One of the tools a router uses to decide where a packet should go is a configuration table. A configuration table is a collection of information, including:

• Information on which connections lead to particular groups of addresses
• Priorities for connections to be used (which can become complex in large networks)
• Rules for handling both routine and special cases of traffic

A router, then, has two separate but related jobs:

• The router ensures that information doesn't go where it's not needed. This is crucial for keeping large volumes of data from clogging the connections of other users on the network.

• The router makes sure (hopefully)that information does make it to the intended destination.

As the number of networks attached to one another grows, the configuration table for handling traffic among them grows, and the processing power of the router is increased. This is where most of the current expense in terms of hardware is, for large routers ( for example )

The Packet Switching Network.

As the number of routers and networks grows, the complexity of the overall network topology increases. For now its important to realize that network routing occurs via packet switching. In this system, the data in a message or file is broken up into packages about 1,500 bytes long. Each of these packages gets a wrapper that includes information on the sender's address, the receiver's address, the package's place in the entire message, and how the receiving computer can be sure that the package arrived intact. To help visualize this, consider the following situation:

The routing array your message must negogiate

Route of first packet

Route of second packer

There are two huge advantages to designing this kind of switched information network:

• The network can balance the load across various pieces of equipment on a millisecond-by-millisecond basis. This can help optimize packet paths, but by its very nature is also prone to chaos.

• If there is a problem with one piece of equipment in the network while a message is being transferred, packets can be routed around the problem, ensuring the delivery of the entire message. This means there is large scale built-in redundancy, which is crucial to reliability.

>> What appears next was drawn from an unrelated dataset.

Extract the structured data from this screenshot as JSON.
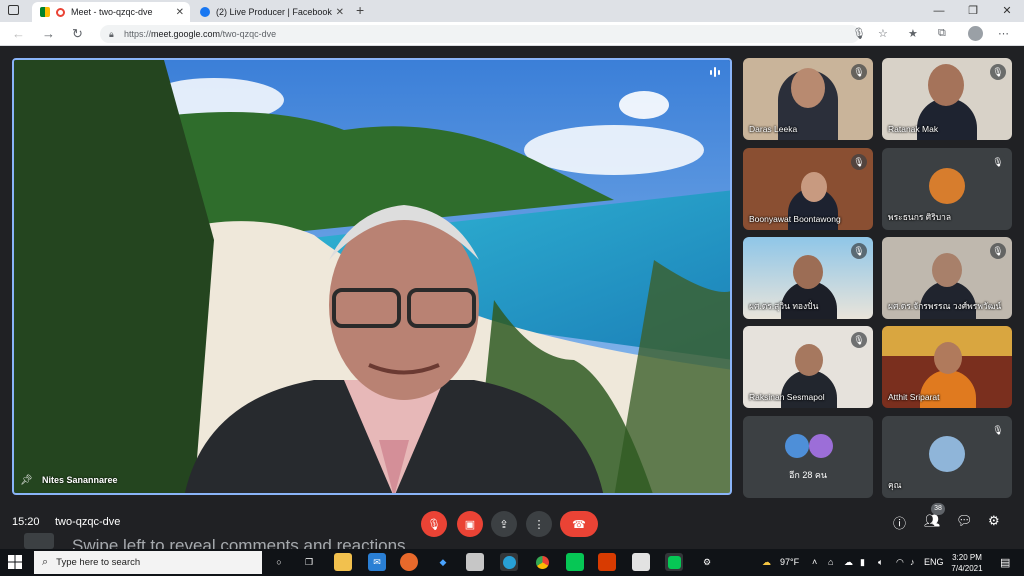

None of this can work well, without a good set of reliable protocols. One of the crucial tasks for any router is knowing when a packet of information stays on its local network. Again this is the primary funciton of the subnet mask. The subnet mask looks like an IP address and usually reads "255.255.255.0." This tells the router that all messages with the sender and receiver having an address sharing the first three groups of numbers are on the same network, and shouldn't be sent out to another network.

In the early days of campus networking (e.g. 1987-1992), when various yahoos were trying to configure their own routes and networks, coding in the wrong sub net mask was a common error. If you misidentify your subnet mask, then your machine doesn't really understand what LAN its really on within the overall campus network and this misidentification lead to total network dysfunctionality.